Le trame di Giorgione si presenta come una mostra affascinante e coinvolgente, ricchissima di capolavori e ancora più di storie e di nuove proposte interpretative. Si muove nel doppio binario della storia dell’arte e della storia del tessuto, a comporre una originale storia del costume.
Una delle chiavi di lettura scelta dalla curatrice Dal Pos è quella allegorica, visione che consente anche di illuminare diversamente l’opera e la figura del Giorgione. Proprio a partire dalla Pala, opera di devozione certo, ma anche potente messaggio politico e allegorico.

Molti i nuclei sui quali la studiosa si misura in questa mostra. La nuova lettura della Pala, innanzitutto. Nella raffigurazione della Madonna e Santi nulla è solo quello che sembra. Nemmeno i 5 magnifici, diversi tessuti che l’artista vi raffigura con assoluta precisione. Secondo la curatrice essi veicolano un preciso messaggio diretto al Senato Veneziano, molto attento alle vicende dell’Isola di Cipro, cui la Pala rinvia in ragione del suo committente, il nobile Costanzo, uomo di stirpe reale.

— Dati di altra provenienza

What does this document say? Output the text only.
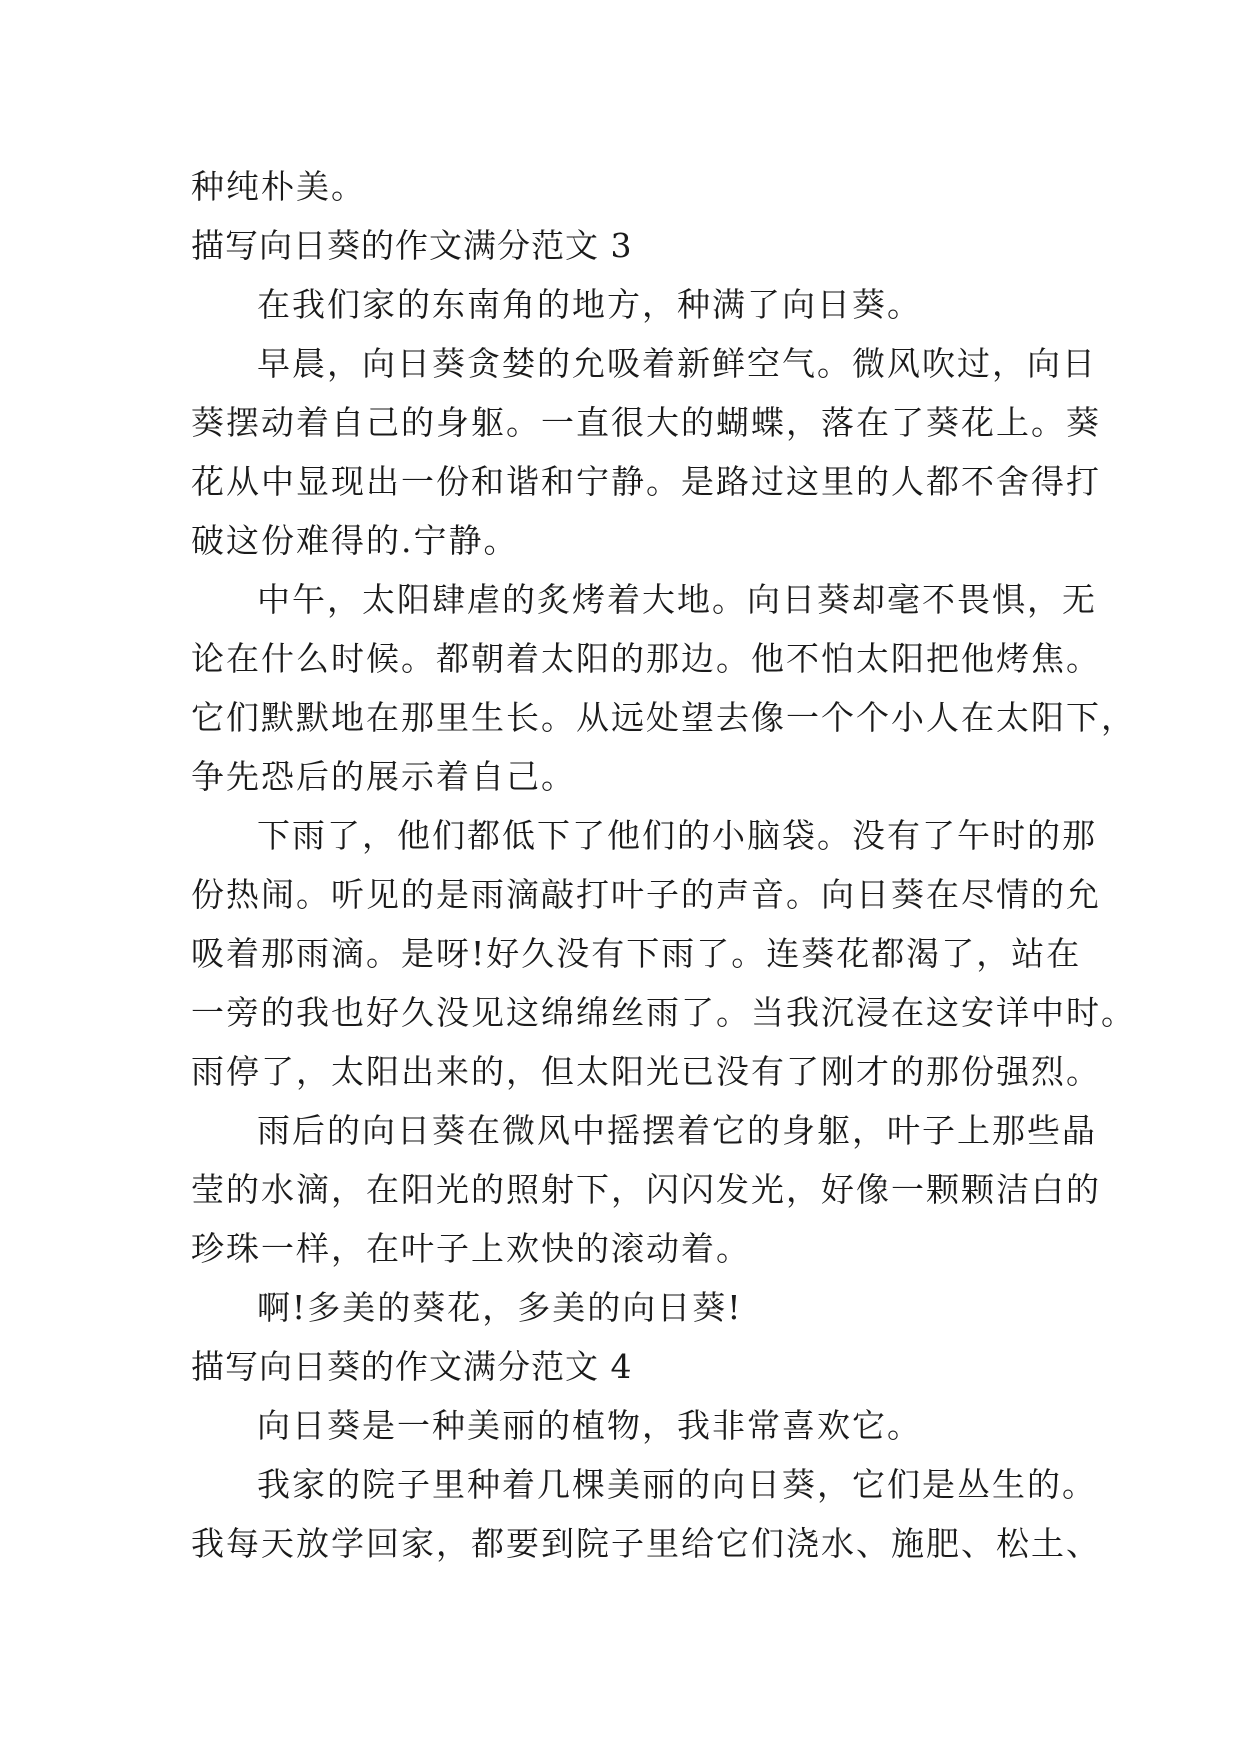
种纯朴美。
描写向日葵的作文满分范文 3
在我们家的东南角的地方，种满了向日葵。
早晨，向日葵贪婪的允吸着新鲜空气。微风吹过，向日
葵摆动着自己的身躯。一直很大的蝴蝶，落在了葵花上。葵
花从中显现出一份和谐和宁静。是路过这里的人都不舍得打
破这份难得的.宁静。
中午，太阳肆虐的炙烤着大地。向日葵却毫不畏惧，无
论在什么时候。都朝着太阳的那边。他不怕太阳把他烤焦。
它们默默地在那里生长。从远处望去像一个个小人在太阳下，
争先恐后的展示着自己。
下雨了，他们都低下了他们的小脑袋。没有了午时的那
份热闹。听见的是雨滴敲打叶子的声音。向日葵在尽情的允
吸着那雨滴。是呀!好久没有下雨了。连葵花都渴了，站在
一旁的我也好久没见这绵绵丝雨了。当我沉浸在这安详中时。
雨停了，太阳出来的，但太阳光已没有了刚才的那份强烈。
雨后的向日葵在微风中摇摆着它的身躯，叶子上那些晶
莹的水滴，在阳光的照射下，闪闪发光，好像一颗颗洁白的
珍珠一样，在叶子上欢快的滚动着。
啊!多美的葵花，多美的向日葵!
描写向日葵的作文满分范文 4
向日葵是一种美丽的植物，我非常喜欢它。
我家的院子里种着几棵美丽的向日葵，它们是丛生的。
我每天放学回家，都要到院子里给它们浇水、施肥、松土、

E le trame, intese come tessuti, sono quelle indossate dagli uomini e dalle donne in mostra, personalità ritratte dai grandi artisti cinquecenteschi di area veneta. L’intera mostra fa volutamente riferimento al solo territorio della Serenissima che, all’epoca, estendeva il suo dominio tra l’Egeo e la Lombardia orientale. A ritrarre questa schiera di personaggi sono artisti come Giovanni Bonconsiglio, Pier Maria Pennacchi, Vincenzo Catena, Francesco Bissolo, lo stesso Giorgione, Giovanni Cariani, Tiziano Vecellio, Lorenzo Lotto, Andrea Previstali, Bartolomeo Veneto, Bernardo Licinio, Domenico Capriolo, Jacopo Bassano e Paolo Veronese. Nei ritratti tutti indossano abiti realizzati con tessuti e complementi il cui costo era, per l’epoca, folle. Per testimoniare status symbol, raffinatezza e capacità di spesa, in un mondano trionfo dell’apparenza. Accanto ai ritratti, come in tutte le sezioni della mostra, preziosi esemplari di tessuti d’epoca.
Anche nel nucleo successivo dedicato al Seicento, il lusso si pone come fattore di distinzione identitaria, quel lusso che consiste da sempre nell’impiego di materiali e di manifatture di grande pregio e di altissimo costo.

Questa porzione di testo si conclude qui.